One such example of this given by Balogh is in the years immediately following the revolution. “Tanners, hatters, glass manufacturers, and manufacturers of cloth all clamored for protection against foreign imports. Ever with such protection, they faced competition from better capitalized British agents” (174). Such a policy in favor of national manufacturing, however, was not desired by the much wealthier, aristocratic mercantile elite. In a period of conflict with Britain these interest groups has their greatest wish granted by Jefferson when he declaimed an embargo, however the mercantile interests all but ignored them. Lacking the popular support, military powers and desire to potentially reignite direct conflict – such a policy was dropped. The lessons learned from such an experience were not missed and led to policies oriented towards personal interest and the growth of military capabilities justified perhaps most pithily in the modern context by Thomas Freidman who said that “McDonald’s cannot flourish without McDonnell Douglas”.

It was in this context of competing allegiances, to the Republic and to personal interest, that the judiciary began it’s transmogrification of a set of juridical beliefs premised on the commonwealth notion of governance inherited by the British to one of natural rights based individual personhood.
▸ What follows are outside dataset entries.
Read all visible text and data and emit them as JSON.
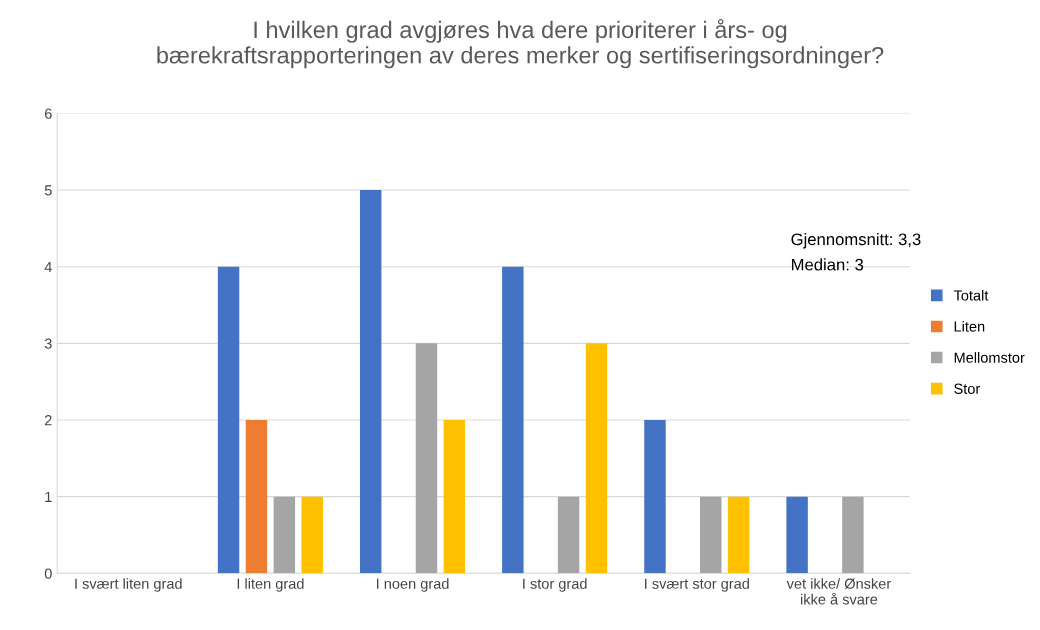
{
  "chart_data": {
    "type": "bar",
    "title": "I hvilken grad avgjøres hva dere prioriterer i års- og\nbærekraftsrapporteringen av deres merker og sertifiseringsordninger?",
    "categories": [
      "I svært liten grad",
      "I liten grad",
      "I noen grad",
      "I stor grad",
      "I svært stor grad",
      "vet ikke/ Ønsker\nikke å svare"
    ],
    "series": [
      {
        "name": "Totalt",
        "color": "#4472c4",
        "values": [
          0,
          4,
          5,
          4,
          2,
          1
        ]
      },
      {
        "name": "Liten",
        "color": "#ed7d31",
        "values": [
          0,
          2,
          0,
          0,
          0,
          0
        ]
      },
      {
        "name": "Mellomstor",
        "color": "#a5a5a5",
        "values": [
          0,
          1,
          3,
          1,
          1,
          1
        ]
      },
      {
        "name": "Stor",
        "color": "#ffc000",
        "values": [
          0,
          1,
          2,
          3,
          1,
          0
        ]
      }
    ],
    "ylim": [
      0,
      6
    ],
    "yticks": [
      0,
      1,
      2,
      3,
      4,
      5,
      6
    ],
    "grid": "y",
    "legend": "right",
    "annotations": [
      "Gjennomsnitt: 3,3",
      "Median: 3"
    ]
  }
}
As business and government pushed for development of the interior, the value of the “people” was diminished to make way for an increased conception of rule of law and private property. In this context Balogh insightfully points out that states and local governments often fought and won the right to direct development inside the state. It was in this was that the state were able to replace or reform the designs of northern capitalists that sought to specialize farming or manufacture in areas they deemed most fitting to their needs rather than according to those that lived there. Thus while Balogh describes the effects that the economic power of the railroads, the need for greater capital investment for machinery, farmers transition from partial self-sufficiency via crop variety to monocultural practices totally dependent on the market has, he simultaneously seems to ignore the wider implications of having more people involved in market transactions defined by an international scale.

A recurring theme that Balogh references frequently is that much of the taxation powers of the government weren’t “seen” by the people of the time as it was hidden in the price of the imported goods they were purchasing. While during normal times this wasn’t a contentious issue, during periods of conflict with other nations the federal government suspended this “invisibility” and that this was met with opposition and later, during periods of Federally sponsored development the states would assert their prerogative as those knowledgable of a given area to contract out work.
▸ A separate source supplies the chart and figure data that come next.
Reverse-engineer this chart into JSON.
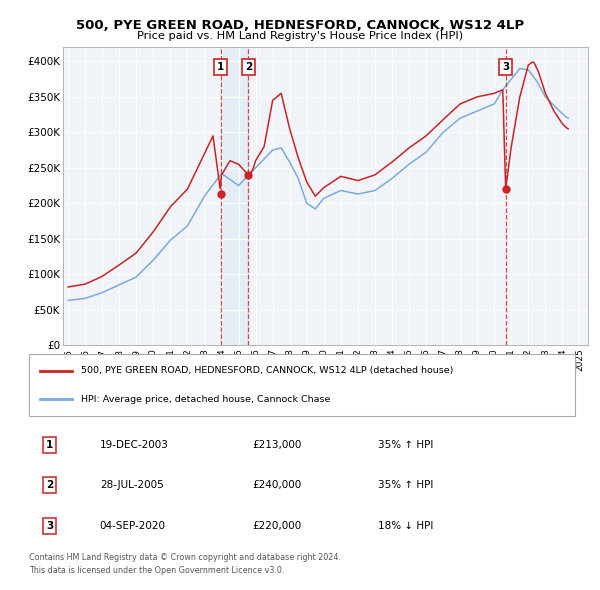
{
  "title1": "500, PYE GREEN ROAD, HEDNESFORD, CANNOCK, WS12 4LP",
  "title2": "Price paid vs. HM Land Registry's House Price Index (HPI)",
  "red_label": "500, PYE GREEN ROAD, HEDNESFORD, CANNOCK, WS12 4LP (detached house)",
  "blue_label": "HPI: Average price, detached house, Cannock Chase",
  "footer1": "Contains HM Land Registry data © Crown copyright and database right 2024.",
  "footer2": "This data is licensed under the Open Government Licence v3.0.",
  "transactions": [
    {
      "num": 1,
      "date": "19-DEC-2003",
      "price": 213000,
      "pct": "35%",
      "dir": "↑",
      "x": 2003.96
    },
    {
      "num": 2,
      "date": "28-JUL-2005",
      "price": 240000,
      "pct": "35%",
      "dir": "↑",
      "x": 2005.57
    },
    {
      "num": 3,
      "date": "04-SEP-2020",
      "price": 220000,
      "pct": "18%",
      "dir": "↓",
      "x": 2020.67
    }
  ],
  "ylim": [
    0,
    420000
  ],
  "yticks": [
    0,
    50000,
    100000,
    150000,
    200000,
    250000,
    300000,
    350000,
    400000
  ],
  "ytick_labels": [
    "£0",
    "£50K",
    "£100K",
    "£150K",
    "£200K",
    "£250K",
    "£300K",
    "£350K",
    "£400K"
  ],
  "xlim_start": 1994.7,
  "xlim_end": 2025.5,
  "background_color": "#f0f4f8"
}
One point that relates to my historical research is the development of the American identity as opposed to the regionally defined one as well as the ideologies and policies of early American Socialist parties. The Knights of Labor are mentioned in passing during the period of the “amorphous stage of the labor movement” however Balogh gives them and their later off-shoots any mention in depth (317). I do not fault him for this as his concern is primarily with demonstrating the manners in which the Federal or “General Government” has consistently played a role in the development of markets and the regulation of commerce, however as his history is institutional and top-down he overlooks how it was that political actors/workers at the time recognized the role the government was playing and desired to take it over to change the tempo of development. Additionally elided are the private corporate security forces such as the Pinkertons whose policing role was in later taken over by national guardsman.
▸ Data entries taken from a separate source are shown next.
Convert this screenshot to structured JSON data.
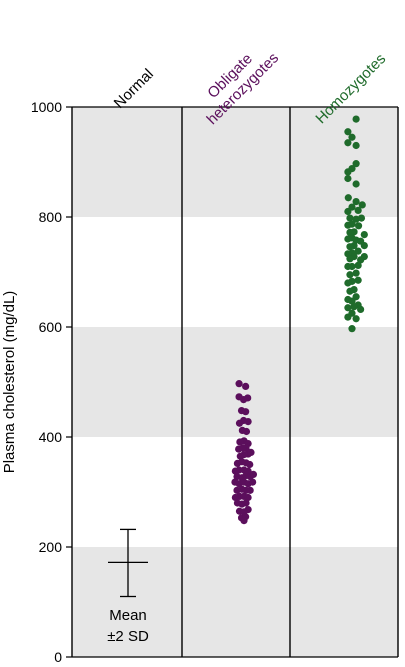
{
  "chart_data": {
    "type": "scatter",
    "ylabel": "Plasma cholesterol (mg/dL)",
    "ylim": [
      0,
      1000
    ],
    "yticks": [
      0,
      200,
      400,
      600,
      800,
      1000
    ],
    "grid": "alternating horizontal bands every 200",
    "band_color": "#e6e6e6",
    "categories": [
      {
        "label_lines": [
          "Normal"
        ],
        "color": "#000000"
      },
      {
        "label_lines": [
          "Obligate",
          "heterozygotes"
        ],
        "color": "#5b0f5c"
      },
      {
        "label_lines": [
          "Homozygotes"
        ],
        "color": "#1f6b2b"
      }
    ],
    "normal_summary": {
      "mean": 172,
      "upper": 232,
      "lower": 110,
      "note_lines": [
        "Mean",
        "±2 SD"
      ]
    },
    "series": [
      {
        "category_index": 1,
        "color": "#5b0f5c",
        "points": [
          [
            -0.24,
            497
          ],
          [
            0.08,
            492
          ],
          [
            -0.02,
            468
          ],
          [
            -0.24,
            473
          ],
          [
            0.18,
            471
          ],
          [
            -0.12,
            448
          ],
          [
            0.08,
            446
          ],
          [
            -0.02,
            430
          ],
          [
            0.2,
            428
          ],
          [
            -0.22,
            425
          ],
          [
            -0.08,
            412
          ],
          [
            0.12,
            410
          ],
          [
            0.0,
            393
          ],
          [
            -0.2,
            391
          ],
          [
            0.2,
            388
          ],
          [
            -0.26,
            378
          ],
          [
            0.1,
            380
          ],
          [
            -0.06,
            380
          ],
          [
            0.2,
            369
          ],
          [
            0.0,
            368
          ],
          [
            -0.18,
            365
          ],
          [
            0.34,
            372
          ],
          [
            -0.32,
            352
          ],
          [
            -0.1,
            355
          ],
          [
            0.1,
            353
          ],
          [
            0.28,
            350
          ],
          [
            -0.24,
            340
          ],
          [
            0.0,
            340
          ],
          [
            0.2,
            338
          ],
          [
            -0.42,
            338
          ],
          [
            -0.34,
            328
          ],
          [
            -0.1,
            326
          ],
          [
            0.1,
            330
          ],
          [
            0.3,
            328
          ],
          [
            0.46,
            332
          ],
          [
            -0.24,
            315
          ],
          [
            0.0,
            318
          ],
          [
            0.2,
            315
          ],
          [
            -0.44,
            318
          ],
          [
            0.42,
            318
          ],
          [
            -0.34,
            303
          ],
          [
            -0.1,
            305
          ],
          [
            0.1,
            303
          ],
          [
            0.3,
            303
          ],
          [
            -0.22,
            292
          ],
          [
            0.0,
            292
          ],
          [
            0.2,
            290
          ],
          [
            -0.42,
            290
          ],
          [
            -0.32,
            280
          ],
          [
            -0.1,
            278
          ],
          [
            0.1,
            280
          ],
          [
            0.2,
            268
          ],
          [
            -0.22,
            265
          ],
          [
            0.0,
            264
          ],
          [
            -0.12,
            253
          ],
          [
            0.08,
            255
          ],
          [
            0.0,
            248
          ]
        ]
      },
      {
        "category_index": 2,
        "color": "#1f6b2b",
        "points": [
          [
            0.2,
            978
          ],
          [
            -0.2,
            955
          ],
          [
            0.0,
            945
          ],
          [
            -0.2,
            935
          ],
          [
            0.2,
            930
          ],
          [
            0.2,
            897
          ],
          [
            0.0,
            888
          ],
          [
            -0.2,
            882
          ],
          [
            -0.2,
            870
          ],
          [
            0.2,
            860
          ],
          [
            -0.18,
            835
          ],
          [
            0.2,
            828
          ],
          [
            0.0,
            818
          ],
          [
            0.3,
            812
          ],
          [
            -0.2,
            810
          ],
          [
            0.5,
            822
          ],
          [
            -0.1,
            798
          ],
          [
            0.2,
            796
          ],
          [
            0.46,
            798
          ],
          [
            0.0,
            787
          ],
          [
            -0.2,
            785
          ],
          [
            0.32,
            784
          ],
          [
            0.1,
            773
          ],
          [
            -0.1,
            772
          ],
          [
            0.6,
            768
          ],
          [
            0.0,
            762
          ],
          [
            -0.2,
            760
          ],
          [
            0.2,
            758
          ],
          [
            0.42,
            756
          ],
          [
            0.6,
            748
          ],
          [
            0.1,
            748
          ],
          [
            -0.1,
            746
          ],
          [
            0.3,
            738
          ],
          [
            0.0,
            735
          ],
          [
            -0.2,
            733
          ],
          [
            0.6,
            728
          ],
          [
            0.1,
            728
          ],
          [
            -0.1,
            724
          ],
          [
            0.42,
            722
          ],
          [
            0.3,
            712
          ],
          [
            0.0,
            710
          ],
          [
            -0.2,
            710
          ],
          [
            0.2,
            698
          ],
          [
            -0.1,
            695
          ],
          [
            0.3,
            685
          ],
          [
            0.0,
            683
          ],
          [
            -0.2,
            680
          ],
          [
            0.1,
            668
          ],
          [
            -0.1,
            665
          ],
          [
            0.2,
            655
          ],
          [
            -0.2,
            650
          ],
          [
            0.0,
            647
          ],
          [
            0.3,
            640
          ],
          [
            0.1,
            637
          ],
          [
            -0.2,
            635
          ],
          [
            0.42,
            632
          ],
          [
            0.0,
            625
          ],
          [
            -0.2,
            618
          ],
          [
            0.2,
            615
          ],
          [
            0.0,
            597
          ]
        ]
      }
    ]
  }
}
In his concluding section, Balogh lauds the renaissance of an associative order of para-states as being both more pragmatic and attuned to the historical circumstances of America. He sees the attempt of socialists or liberals ignorant of the historical failures of such a policy whereby government takes a more energetic role bound to failure by citing the “spontaneous” growth of professional institutions as regulating bodies. Presumably, all that is needed to counteract the effects of the carceral state and vast economic disparity are paternalistic organizations (which can appeal for federal aid) that redistribute wealth and attempt to alter legislation rather than a government or political party that takes the general welfare clause to signify that it actually cares about the welfare of all the people rather than putting primary concern on it’s corporate citizens. Considering the account that he just wrote that explicitly shows that such organization flourish only on the largesse of business this seems surprising, but as his concern is primarily with the captains of industry and their political counterparts it is less so.